Nous passons la frontière péruvienne sous le soleil. C’est comme si le pays nous souhaitait la bienvenue ! Encore un nouveau territoire à découvrir, de nouveaux partages, de nouveaux paysages et de nombreuses aventures à venir! Nous traversons Puno, près de la frontière, en quelques heures car les prix touristiques nous font fuir, si loin des prix boliviens ! Nous prenons un autre car de nuit et allons directement chez Fernando, couchsurfer qui nous répondi aussi vite que Speedy Gonzalez et qui habite proche du centre d’Arequipa, la ciudad blanca (la ville blanche). Nous pourrons discuter en anglais avec lui comme il est jeune professeur d’anglais ainsi qu’avec Johannes, charmant voyageur autrichien. Nous serons logées dans un bel appartement avec salon, grande cuisine et eau (vraiment) chaude! A peine arrivons nous qu’il nous propose de cuisiner un plat typique du Pérou. Nous acceptons avec plaisir! Nous découvrons les papas a la huancaina (sauce péruvienne) avec des pommes de terre puis viande aux petits oignons, c’est le cas de le dire! Nous nous sentons tout-de-suite chez nous dans cette maison!
Nous découvrons Arequipa, la deuxième plus grande ville du pays. De belles églises, très travaillées et de nombreux patios. Tout est bien rénové, cela nous change des villes boliviennes. Fernando, avec sa gentillesse nous propose de nous emmener au mirador. Nous y allons accompagnés du soleil, qui ne nous quittera pas durant toute la durée de notre séjour au Pérou. La ville est entourée de colline comme les villes boliviennes et dans toute l’Amérique du Sud. Nous goûtons là-haut une spécialité : le queso helado / fromage glacé qui n’est bizarrement pas fait de fromage mais de lait, fruits, noisette et glace. Rafraîchissement garanti ! Fernando avec Johannes et une amie nous feront découvrir les clubs de la ville et nous irons au cinéma, en espagnol évidemment! Nous déambulons dans les ruelles arequipenas et la chaleur qui colle à la peau quand, j’aperçois une affiche annonçant la venue du ballet de Beijing, Chine, au théâtre municipal. Et l’entrée est gratuite! Ce sera notre deuxième spectacle après celui que nous avons vu en Argentine. Nous découvrons toutes trois les danses Chinoises, Népalaises, Tibétaines et Mongoles avec des yeux écarquillés face à tant de délicatesse, de poésie, de costumes chatoyants et de musiques enivrantes! On vit même les danseurs chinois danser la danse typique péruvienne, la marinera. Le public, fier de son patrimoine, s’envola dans des applaudissements qui accompagnèrent le rythme enlevé de la chorégraphie!

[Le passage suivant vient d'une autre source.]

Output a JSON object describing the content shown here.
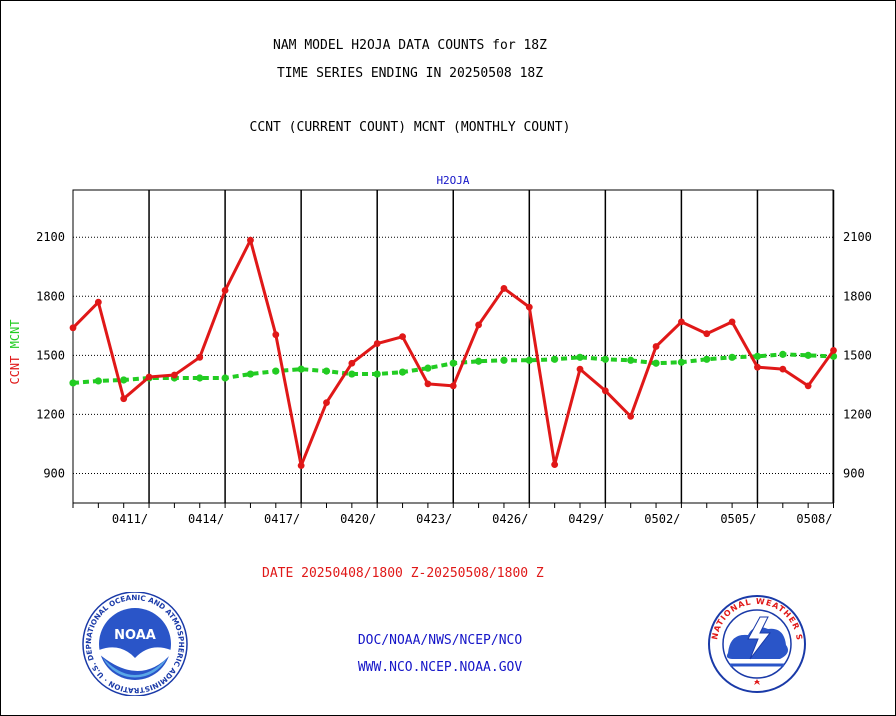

Une soirée riche en découvertes. Un spectacle apporte toujours une grande joie! Le dernier jour nous faisons la connaissance d’une nouvelle étrangère qui vient chez Fernando, Lidy, canadienne. Elle vit en Suisse depuis plusieurs années. Vive les échanges! Nous irons ensemble dans un petit village alentours puis devrons continuer notre route ! Nous serions bien restées mais le temps nous rappelle à l’ordre!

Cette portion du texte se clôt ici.